Wake Forest University recently published a short, objective Q&A primer on the current law of separation of church and state–as applied by the courts rather than as caricatured in the blogosphere. I commend it to you. http://tiny.cc/6nnnx

Ritsumei said...

At the outset, I think it only fair to say that my interest in the Constitution is primarily to figure out how things ought to be and work toward achieving that. I am an unabashed originalist. The Constitution and the Bill of Rights were, at the Founding, amazing documents that guaranteed previously unprecedented levels of freedom. My interest in the way things are now goes only so far as to (1) remain a law-abiding citizen and (2) find places where the law has strayed from the principles and protections present in the Constitution at the Founding and correct them.

That being said, let me reply to your comment.

While I agree with much of what you say, and appreciate the link to the article and look forward to reading it, I must say that my experience with the phrase "separation of church and state" is considerably different from yours. Generally, when I have seen people throwing around that phrase it has been in order to use it as a bludgeon to banish religion and religious people from the public arena. The phrase "separation of church and state," as I have seen it used, is something used by the likes of the ACLU to silence people of faith and prevent religious organizations from participating in any political process.

The 1st Amendment deals with religion in two different ways: the first, the Establishment Clause, as you correctly explain, prohibits any national religion or governmental endorsement or favoring of one faith over another. As I understand it, the 14th Amendment makes this rule apply to State and Local governments as well.

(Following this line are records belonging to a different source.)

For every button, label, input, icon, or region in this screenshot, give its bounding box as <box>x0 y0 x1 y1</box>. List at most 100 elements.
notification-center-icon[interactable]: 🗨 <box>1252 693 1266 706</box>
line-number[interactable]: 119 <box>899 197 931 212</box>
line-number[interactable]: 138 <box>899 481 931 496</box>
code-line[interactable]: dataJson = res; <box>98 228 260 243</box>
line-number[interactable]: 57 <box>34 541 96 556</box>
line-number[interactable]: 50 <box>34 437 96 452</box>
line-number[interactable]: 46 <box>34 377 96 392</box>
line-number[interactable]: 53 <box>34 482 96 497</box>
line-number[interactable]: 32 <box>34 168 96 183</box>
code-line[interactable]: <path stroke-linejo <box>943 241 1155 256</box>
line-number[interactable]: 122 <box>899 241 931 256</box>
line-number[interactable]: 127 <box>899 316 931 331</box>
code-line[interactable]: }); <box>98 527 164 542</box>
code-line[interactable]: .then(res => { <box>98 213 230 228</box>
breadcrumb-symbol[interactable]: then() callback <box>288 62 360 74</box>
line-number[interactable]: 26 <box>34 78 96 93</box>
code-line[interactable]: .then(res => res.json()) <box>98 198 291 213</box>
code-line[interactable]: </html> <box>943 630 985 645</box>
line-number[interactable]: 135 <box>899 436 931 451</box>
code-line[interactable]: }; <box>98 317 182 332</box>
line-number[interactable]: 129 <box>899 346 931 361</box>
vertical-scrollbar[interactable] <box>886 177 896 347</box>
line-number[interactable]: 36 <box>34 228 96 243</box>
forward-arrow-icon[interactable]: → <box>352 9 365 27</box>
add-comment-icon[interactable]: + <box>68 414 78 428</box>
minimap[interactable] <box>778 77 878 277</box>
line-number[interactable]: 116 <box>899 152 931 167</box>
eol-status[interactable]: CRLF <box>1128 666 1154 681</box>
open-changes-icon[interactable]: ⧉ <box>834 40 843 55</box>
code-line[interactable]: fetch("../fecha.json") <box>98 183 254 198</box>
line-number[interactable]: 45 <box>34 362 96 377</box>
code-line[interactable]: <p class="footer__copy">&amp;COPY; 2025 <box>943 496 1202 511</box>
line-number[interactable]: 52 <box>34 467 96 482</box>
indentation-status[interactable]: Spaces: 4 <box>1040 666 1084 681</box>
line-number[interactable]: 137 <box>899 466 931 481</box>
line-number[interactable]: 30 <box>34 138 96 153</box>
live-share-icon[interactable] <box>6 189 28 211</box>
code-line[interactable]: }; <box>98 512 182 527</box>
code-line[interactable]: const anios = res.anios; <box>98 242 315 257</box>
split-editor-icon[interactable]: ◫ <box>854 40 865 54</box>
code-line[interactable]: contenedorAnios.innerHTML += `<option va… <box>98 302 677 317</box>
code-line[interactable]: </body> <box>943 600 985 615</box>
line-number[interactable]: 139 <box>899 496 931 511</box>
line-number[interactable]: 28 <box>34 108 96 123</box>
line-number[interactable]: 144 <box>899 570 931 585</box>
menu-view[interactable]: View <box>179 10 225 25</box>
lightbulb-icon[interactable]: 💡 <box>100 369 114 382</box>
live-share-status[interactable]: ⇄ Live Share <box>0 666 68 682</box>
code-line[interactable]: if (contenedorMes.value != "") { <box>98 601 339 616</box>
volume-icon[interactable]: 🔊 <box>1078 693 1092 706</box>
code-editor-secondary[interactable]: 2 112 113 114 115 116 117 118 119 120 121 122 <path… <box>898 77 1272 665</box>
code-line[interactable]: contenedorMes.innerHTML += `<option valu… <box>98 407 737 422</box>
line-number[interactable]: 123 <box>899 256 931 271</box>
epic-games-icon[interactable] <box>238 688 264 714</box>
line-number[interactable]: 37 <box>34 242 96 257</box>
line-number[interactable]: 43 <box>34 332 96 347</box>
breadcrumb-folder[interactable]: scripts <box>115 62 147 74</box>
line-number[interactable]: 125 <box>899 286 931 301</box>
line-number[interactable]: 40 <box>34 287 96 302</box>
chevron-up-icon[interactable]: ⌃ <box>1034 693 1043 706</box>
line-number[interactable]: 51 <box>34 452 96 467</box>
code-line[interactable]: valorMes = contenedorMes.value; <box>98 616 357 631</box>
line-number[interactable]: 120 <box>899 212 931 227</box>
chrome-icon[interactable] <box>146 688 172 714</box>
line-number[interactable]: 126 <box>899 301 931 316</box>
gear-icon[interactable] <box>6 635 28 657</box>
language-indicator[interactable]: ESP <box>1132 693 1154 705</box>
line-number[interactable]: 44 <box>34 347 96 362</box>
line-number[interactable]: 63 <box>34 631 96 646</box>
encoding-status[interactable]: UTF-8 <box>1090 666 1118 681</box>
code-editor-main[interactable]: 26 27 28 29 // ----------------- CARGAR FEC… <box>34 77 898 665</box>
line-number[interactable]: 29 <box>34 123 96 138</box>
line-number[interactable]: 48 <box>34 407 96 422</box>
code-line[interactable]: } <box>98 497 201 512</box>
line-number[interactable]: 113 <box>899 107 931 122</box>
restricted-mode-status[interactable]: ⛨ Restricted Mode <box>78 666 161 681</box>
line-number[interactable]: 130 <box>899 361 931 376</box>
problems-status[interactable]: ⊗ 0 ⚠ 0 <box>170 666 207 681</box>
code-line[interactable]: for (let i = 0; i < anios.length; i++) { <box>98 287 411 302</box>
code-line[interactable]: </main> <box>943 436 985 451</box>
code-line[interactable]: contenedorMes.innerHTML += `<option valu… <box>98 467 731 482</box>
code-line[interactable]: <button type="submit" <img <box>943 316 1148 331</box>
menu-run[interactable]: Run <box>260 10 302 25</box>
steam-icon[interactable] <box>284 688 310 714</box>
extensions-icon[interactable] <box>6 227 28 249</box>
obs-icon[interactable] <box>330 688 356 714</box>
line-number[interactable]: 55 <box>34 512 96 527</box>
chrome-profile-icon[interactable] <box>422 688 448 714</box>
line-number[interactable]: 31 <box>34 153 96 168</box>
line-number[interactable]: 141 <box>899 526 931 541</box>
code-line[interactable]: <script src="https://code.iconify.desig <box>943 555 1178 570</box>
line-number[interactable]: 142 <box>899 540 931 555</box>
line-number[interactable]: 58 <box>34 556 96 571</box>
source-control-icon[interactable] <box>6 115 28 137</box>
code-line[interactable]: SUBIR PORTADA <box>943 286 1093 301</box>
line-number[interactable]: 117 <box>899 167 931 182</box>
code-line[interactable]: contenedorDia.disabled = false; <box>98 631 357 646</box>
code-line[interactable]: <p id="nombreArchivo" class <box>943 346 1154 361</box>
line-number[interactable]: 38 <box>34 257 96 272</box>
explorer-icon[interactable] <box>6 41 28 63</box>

Twin to the Establishment Clause is the Free Exercise Clause. This guarantees us the right to exercise our faith, even in public. The phrase "separation of church and state" is often used as an excuse to ride rough-shod over this right.

To use prayer in school as an example, for the teacher or the principle to sponsor prayers or require participation would be establishing religion in government schools. Clearly forbidden by the Establishment Clause. However. The student that wants to pray over their food or prior to the test they have to take, the child that wishes to wear a hijab or a cross, is protected in their right to do so by the Free Exercise Clause - or they should be.

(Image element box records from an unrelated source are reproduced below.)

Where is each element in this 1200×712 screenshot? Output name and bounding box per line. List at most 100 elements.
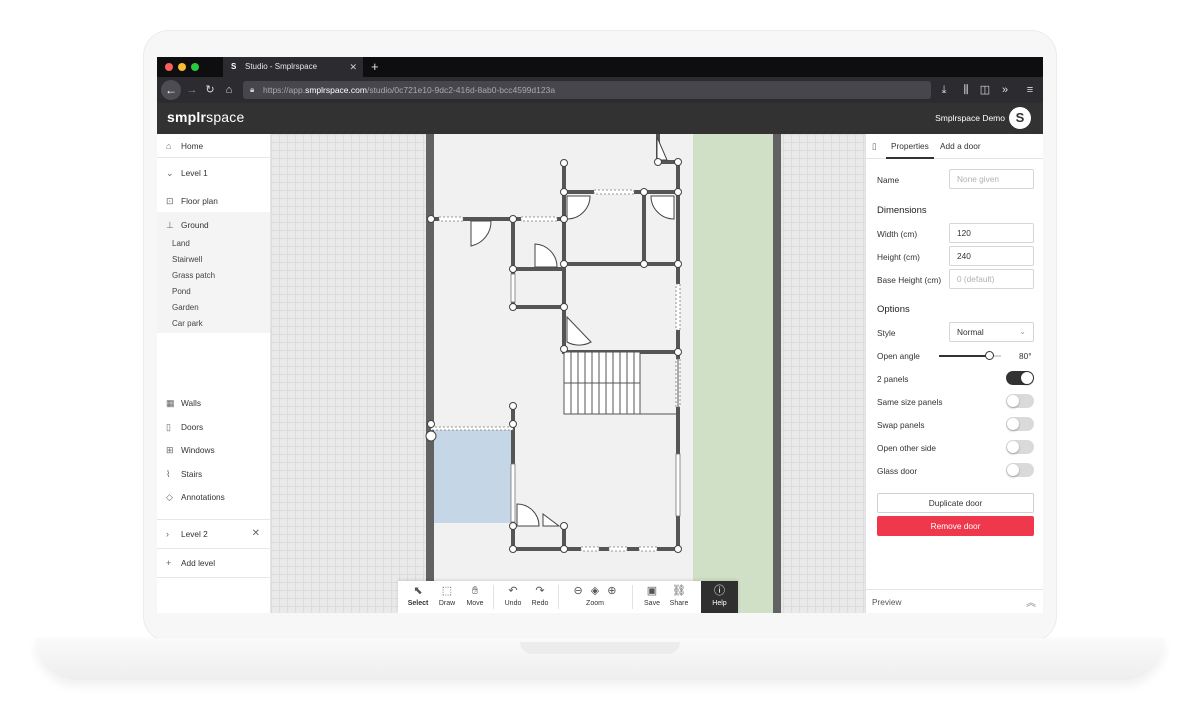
height-input[interactable]: 240 (949, 246, 1034, 266)
name-input[interactable]: None given (949, 169, 1034, 189)
tab-title: Studio - Smplrspace (245, 62, 318, 71)
window-icon: ⊞ (166, 445, 174, 455)
tool-label: Undo (504, 600, 522, 607)
open-angle-slider[interactable] (939, 351, 1001, 360)
preview-bar[interactable]: Preview ︽ (866, 589, 1043, 613)
boundary-wall-left (426, 134, 434, 613)
height-label: Height (cm) (877, 252, 920, 262)
sidebar-item-label: Windows (181, 445, 215, 455)
ground-item-garden[interactable]: Garden (172, 300, 199, 316)
browser-navbar: ← → ↻ ⌂ 🔒︎ https://app.smplrspace.com/st… (157, 77, 1043, 103)
toggle-label: Same size panels (877, 397, 943, 407)
tools-toolbar: ⬉ Select ⬚ Draw ✋︎ Move ↶ Undo ↷ Redo ⊖ … (398, 581, 738, 613)
tool-label: Help (712, 600, 727, 607)
toggle-switch[interactable] (1006, 371, 1034, 385)
url-bar[interactable]: 🔒︎ https://app.smplrspace.com/studio/0c7… (243, 81, 931, 99)
draw-tool-button[interactable]: ⬚ Draw (432, 581, 462, 613)
preview-label: Preview (872, 597, 902, 607)
maximize-window-icon[interactable] (191, 63, 199, 71)
door-icon: ▯ (872, 141, 877, 151)
ground-item-stairwell[interactable]: Stairwell (172, 252, 202, 268)
minimize-window-icon[interactable] (178, 63, 186, 71)
zoom-fit-icon[interactable]: ◈ (591, 585, 599, 597)
chevron-right-icon: › (166, 529, 169, 539)
forward-icon[interactable]: → (183, 81, 201, 99)
ground-item-land[interactable]: Land (172, 236, 190, 252)
redo-button[interactable]: ↷ Redo (525, 581, 555, 613)
hand-icon: ✋︎ (471, 585, 479, 597)
help-button[interactable]: ⓘ Help (701, 581, 738, 613)
level-label: Level 2 (181, 529, 208, 539)
add-level-button[interactable]: + Add level (157, 552, 270, 574)
toggle-switch[interactable] (1006, 463, 1034, 477)
reload-icon[interactable]: ↻ (201, 81, 219, 99)
zoom-controls: ⊖ ◈ ⊕ Zoom (561, 581, 629, 613)
sidebar-item-annotations[interactable]: ◇ Annotations (157, 486, 270, 508)
remove-door-button[interactable]: Remove door (877, 516, 1034, 536)
chevron-up-icon[interactable]: ︽ (1026, 594, 1036, 609)
layers-sidebar: ⌂ Home ⌄ Level 1 ⊡ Floor plan ⊥ Ground L… (157, 134, 271, 613)
sidebar-item-windows[interactable]: ⊞ Windows (157, 439, 270, 461)
slider-thumb[interactable] (985, 351, 995, 360)
avatar[interactable]: S (1009, 107, 1031, 129)
walls-icon: ▦ (166, 398, 175, 408)
sidebar-item-walls[interactable]: ▦ Walls (157, 392, 270, 414)
floor-plan-canvas[interactable]: ⬉ Select ⬚ Draw ✋︎ Move ↶ Undo ↷ Redo ⊖ … (271, 134, 865, 613)
floor-plan-drawing[interactable] (271, 134, 865, 613)
share-button[interactable]: ⛓︎ Share (664, 581, 694, 613)
toggle-switch[interactable] (1006, 417, 1034, 431)
duplicate-door-button[interactable]: Duplicate door (877, 493, 1034, 513)
ground-item-pond[interactable]: Pond (172, 284, 191, 300)
level-2-header[interactable]: › Level 2 ✕ (157, 523, 270, 545)
toggle-label: 2 panels (877, 374, 909, 384)
dimensions-heading: Dimensions (877, 205, 927, 216)
select-tool-button[interactable]: ⬉ Select (403, 581, 433, 613)
download-icon[interactable]: ⤓ (935, 81, 953, 99)
width-label: Width (cm) (877, 229, 918, 239)
undo-button[interactable]: ↶ Undo (498, 581, 528, 613)
sidebar-item-doors[interactable]: ▯ Doors (157, 416, 270, 438)
zoom-in-icon[interactable]: ⊕ (607, 585, 616, 597)
tab-properties[interactable]: Properties (886, 134, 934, 159)
sidebar-item-home[interactable]: ⌂ Home (157, 135, 270, 157)
sidebar-item-floor-plan[interactable]: ⊡ Floor plan (157, 190, 270, 212)
delete-level-icon[interactable]: ✕ (252, 523, 260, 545)
sidebar-item-ground[interactable]: ⊥ Ground (157, 214, 270, 236)
toggle-knob (1007, 464, 1019, 476)
width-input[interactable]: 120 (949, 223, 1034, 243)
user-name[interactable]: Smplrspace Demo (935, 113, 1005, 123)
browser-tab[interactable]: S Studio - Smplrspace ✕ (223, 57, 363, 77)
move-tool-button[interactable]: ✋︎ Move (460, 581, 490, 613)
ground-item-car-park[interactable]: Car park (172, 316, 203, 332)
library-icon[interactable]: ⫼ (957, 81, 975, 99)
ground-icon: ⊥ (166, 220, 174, 230)
close-window-icon[interactable] (165, 63, 173, 71)
open-angle-label: Open angle (877, 351, 920, 361)
base-height-input[interactable]: 0 (default) (949, 269, 1034, 289)
help-icon: ⓘ (714, 585, 725, 597)
toggle-knob (1021, 372, 1033, 384)
sidebar-item-stairs[interactable]: ⌇ Stairs (157, 463, 270, 485)
sidebar-toggle-icon[interactable]: ◫ (976, 81, 994, 99)
toggle-knob (1007, 395, 1019, 407)
boundary-wall-right (773, 134, 781, 613)
save-button[interactable]: ▣ Save (637, 581, 667, 613)
tool-label: Move (466, 600, 484, 607)
close-tab-icon[interactable]: ✕ (349, 57, 357, 77)
sidebar-item-label: Home (181, 141, 204, 151)
add-level-label: Add level (181, 558, 216, 568)
new-tab-icon[interactable]: + (371, 57, 379, 77)
toggle-switch[interactable] (1006, 394, 1034, 408)
level-1-header[interactable]: ⌄ Level 1 (157, 162, 270, 184)
zoom-out-icon[interactable]: ⊖ (573, 585, 582, 597)
menu-icon[interactable]: ≡ (1021, 81, 1039, 99)
app-logo[interactable]: smplrspace (167, 109, 244, 125)
style-select[interactable]: Normal ⌄ (949, 322, 1034, 342)
chevron-down-icon: ⌄ (166, 168, 174, 178)
overflow-icon[interactable]: » (996, 81, 1014, 99)
ground-item-grass-patch[interactable]: Grass patch (172, 268, 215, 284)
back-icon[interactable]: ← (161, 80, 181, 100)
tab-add-door[interactable]: Add a door (940, 134, 981, 159)
home-icon[interactable]: ⌂ (220, 81, 238, 99)
toggle-switch[interactable] (1006, 440, 1034, 454)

In order to truly enjoy religious freedom, we must have both clauses working effectively in partnership, and currently the Free Exercise clause is being torn to shreds by the courts.

Doug Indeap said...

I get the impression that our understandings of the principle are much the same. It does not prohibit prayer in schools; nor does it purge religion from the public square, as some (on both "sides") assert--far from it. As you note, the First Amendment's "free exercise" clause assures that each individual is free to exercise and express his or her religious views--publicly as well as privately.

The "establishment" clause constrains only the government not to promote or otherwise take steps toward establishment of religion. As government can only act through the individuals comprising its ranks, when those individuals are performing their official duties (e.g., public school teachers instructing students in their classrooms), they effectively are the government and thus should conduct themselves in accordance with the First Amendment's constraints on government. When acting in their individual capacities, they are free to exercise their religions as they please. If their right to free exercise of religion extended even to their discharge of their official responsibilities, however, the First Amendment constraints on government establishment of religion would be eviscerated.

While figuring out whether someone is acting in an official or private capacity in any given circumstance can be complex, recognizing the distinction is critical. The courts work hard to draw this line, and reasonable people may disagree about the results reached in individual cases; such disagreement, though, should not call into question the basic principle.